One of the hardest things for some financial advisers to do, it seems, is to explain simply and clearly to a client, whether existing or prospective, exactly why financial advice is valuable, and what’s in it for the client.
In part, it’s because there are certain things advisers take for granted – like their advice is valuable. But it’s also partly an historical issue stemming from the fact that for many years, advisers didn’t have to articulate much of a value proposition at all, beyond being competent at picking investment products.
It was possible to run a (financially) successful advice business by attracting people with money to invest, selecting a few managed funds, and being paid a commission for the products sold. Life got a little tougher when commissions were banned, so the focus shifted to charging a “fee” based on assets under management (with, in some cases, an associated managed portfolio service), but the basic proposition remained the same.

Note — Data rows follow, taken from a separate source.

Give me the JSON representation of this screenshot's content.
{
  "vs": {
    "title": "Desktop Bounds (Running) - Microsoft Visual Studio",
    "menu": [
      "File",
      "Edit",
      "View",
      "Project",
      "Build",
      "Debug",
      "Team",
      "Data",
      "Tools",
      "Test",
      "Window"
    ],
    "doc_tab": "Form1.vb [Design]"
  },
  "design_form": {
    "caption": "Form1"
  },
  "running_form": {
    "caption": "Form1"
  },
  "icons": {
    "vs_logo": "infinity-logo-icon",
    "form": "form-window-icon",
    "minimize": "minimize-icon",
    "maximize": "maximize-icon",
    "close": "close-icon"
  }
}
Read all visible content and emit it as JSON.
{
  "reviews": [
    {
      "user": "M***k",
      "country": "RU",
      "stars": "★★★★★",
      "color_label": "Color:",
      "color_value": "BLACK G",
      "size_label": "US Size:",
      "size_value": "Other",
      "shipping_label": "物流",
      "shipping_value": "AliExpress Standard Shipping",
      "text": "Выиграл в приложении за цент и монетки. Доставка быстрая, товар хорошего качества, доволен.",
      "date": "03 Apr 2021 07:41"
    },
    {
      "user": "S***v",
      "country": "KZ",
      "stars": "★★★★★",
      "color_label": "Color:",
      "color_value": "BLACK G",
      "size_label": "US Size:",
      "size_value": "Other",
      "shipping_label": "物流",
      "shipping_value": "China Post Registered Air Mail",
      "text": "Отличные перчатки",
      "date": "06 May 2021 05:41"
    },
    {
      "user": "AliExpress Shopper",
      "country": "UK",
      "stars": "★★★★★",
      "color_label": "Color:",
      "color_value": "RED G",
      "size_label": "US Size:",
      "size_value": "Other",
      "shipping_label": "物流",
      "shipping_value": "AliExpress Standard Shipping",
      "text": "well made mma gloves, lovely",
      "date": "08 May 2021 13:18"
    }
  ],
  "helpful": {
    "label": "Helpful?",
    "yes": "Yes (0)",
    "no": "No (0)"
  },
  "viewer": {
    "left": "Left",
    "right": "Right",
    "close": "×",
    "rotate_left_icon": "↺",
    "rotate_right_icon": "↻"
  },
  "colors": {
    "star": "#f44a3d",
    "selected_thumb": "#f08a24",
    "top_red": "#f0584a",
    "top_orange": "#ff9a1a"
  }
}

And that’s in large part where a common perception came from that you have to have money to invest before it’s worth going to see a financial adviser.
CoreData’s latest trust research shows that around four in 10 people have never had a financial adviser, ever. A broadly similar proportion have previously had an adviser, but don’t anymore. That leaves about a quarter of people with either an ongoing advice relationship or a relationship based on seeking advice periodically. That’s broadly in-line with the received wisdom that between two and three in 10 Australians have an advice relationship.